Install the required packages using `pip`:

```bash
pip install torch numpy pandas matplotlib
```
## Usage
To explore the fundamentals of PyTorch:

Ensure that you have the required libraries installed.
Run the code snippets to experiment with tensor operations
```python
import torch
# Creating a tensor
tensor = torch.tensor([1, 2, 3])
print(tensor)
```
## Code Explanation
- **Introduction to Tensors**:
Tensors: The basic building block in PyTorch, similar to arrays in NumPy.
Random Tensors: Used as initial weights in neural networks, important for model training.
- **Creating Tensors**:
Scalar, Vector, Matrix: Demonstrates how to create different types of tensors.
Random Tensors: Explanation of their importance in neural networks.
- **Tensor Operations**:
Addition, Subtraction, Multiplication: Basic arithmetic operations on tensors.

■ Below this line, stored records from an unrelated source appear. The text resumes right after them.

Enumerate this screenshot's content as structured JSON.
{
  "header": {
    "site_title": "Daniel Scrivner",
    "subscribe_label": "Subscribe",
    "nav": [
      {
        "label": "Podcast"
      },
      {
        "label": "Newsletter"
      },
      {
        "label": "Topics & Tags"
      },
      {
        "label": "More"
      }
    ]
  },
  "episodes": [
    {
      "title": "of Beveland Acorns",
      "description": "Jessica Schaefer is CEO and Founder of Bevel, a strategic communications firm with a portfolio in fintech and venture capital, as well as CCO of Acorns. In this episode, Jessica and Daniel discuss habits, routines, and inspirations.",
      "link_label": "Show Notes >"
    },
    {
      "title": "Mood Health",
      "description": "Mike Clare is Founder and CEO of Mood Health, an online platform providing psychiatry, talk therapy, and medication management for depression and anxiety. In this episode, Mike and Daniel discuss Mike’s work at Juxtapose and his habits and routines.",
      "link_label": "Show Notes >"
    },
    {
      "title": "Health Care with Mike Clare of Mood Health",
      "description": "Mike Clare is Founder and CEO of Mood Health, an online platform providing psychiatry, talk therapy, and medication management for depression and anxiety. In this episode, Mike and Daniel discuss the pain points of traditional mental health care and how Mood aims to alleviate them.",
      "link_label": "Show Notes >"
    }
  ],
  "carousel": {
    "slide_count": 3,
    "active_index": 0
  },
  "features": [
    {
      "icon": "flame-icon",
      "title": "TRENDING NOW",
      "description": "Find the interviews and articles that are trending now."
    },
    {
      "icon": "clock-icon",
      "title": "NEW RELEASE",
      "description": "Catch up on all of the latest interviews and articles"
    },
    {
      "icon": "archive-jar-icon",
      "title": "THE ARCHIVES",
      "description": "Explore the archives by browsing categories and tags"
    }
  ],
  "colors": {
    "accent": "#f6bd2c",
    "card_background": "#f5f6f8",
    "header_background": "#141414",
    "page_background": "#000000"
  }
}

Matrix Multiplication: A key operation in deep learning, along with rules for valid multiplication.
Reshaping, Stacking, Squeezing, Unsqueezing: Operations to change tensor dimensions and shapes.
- **Tensor Attributes**:
Data Type, Shape, Device: How to access and manipulate tensor properties.
- **Tensor Aggregation**:
Min, Max, Mean, Sum: Operations to aggregate tensor data.
-**Tensor Manipulation**:
View, Permute: Techniques to change tensor shape without altering the underlying data.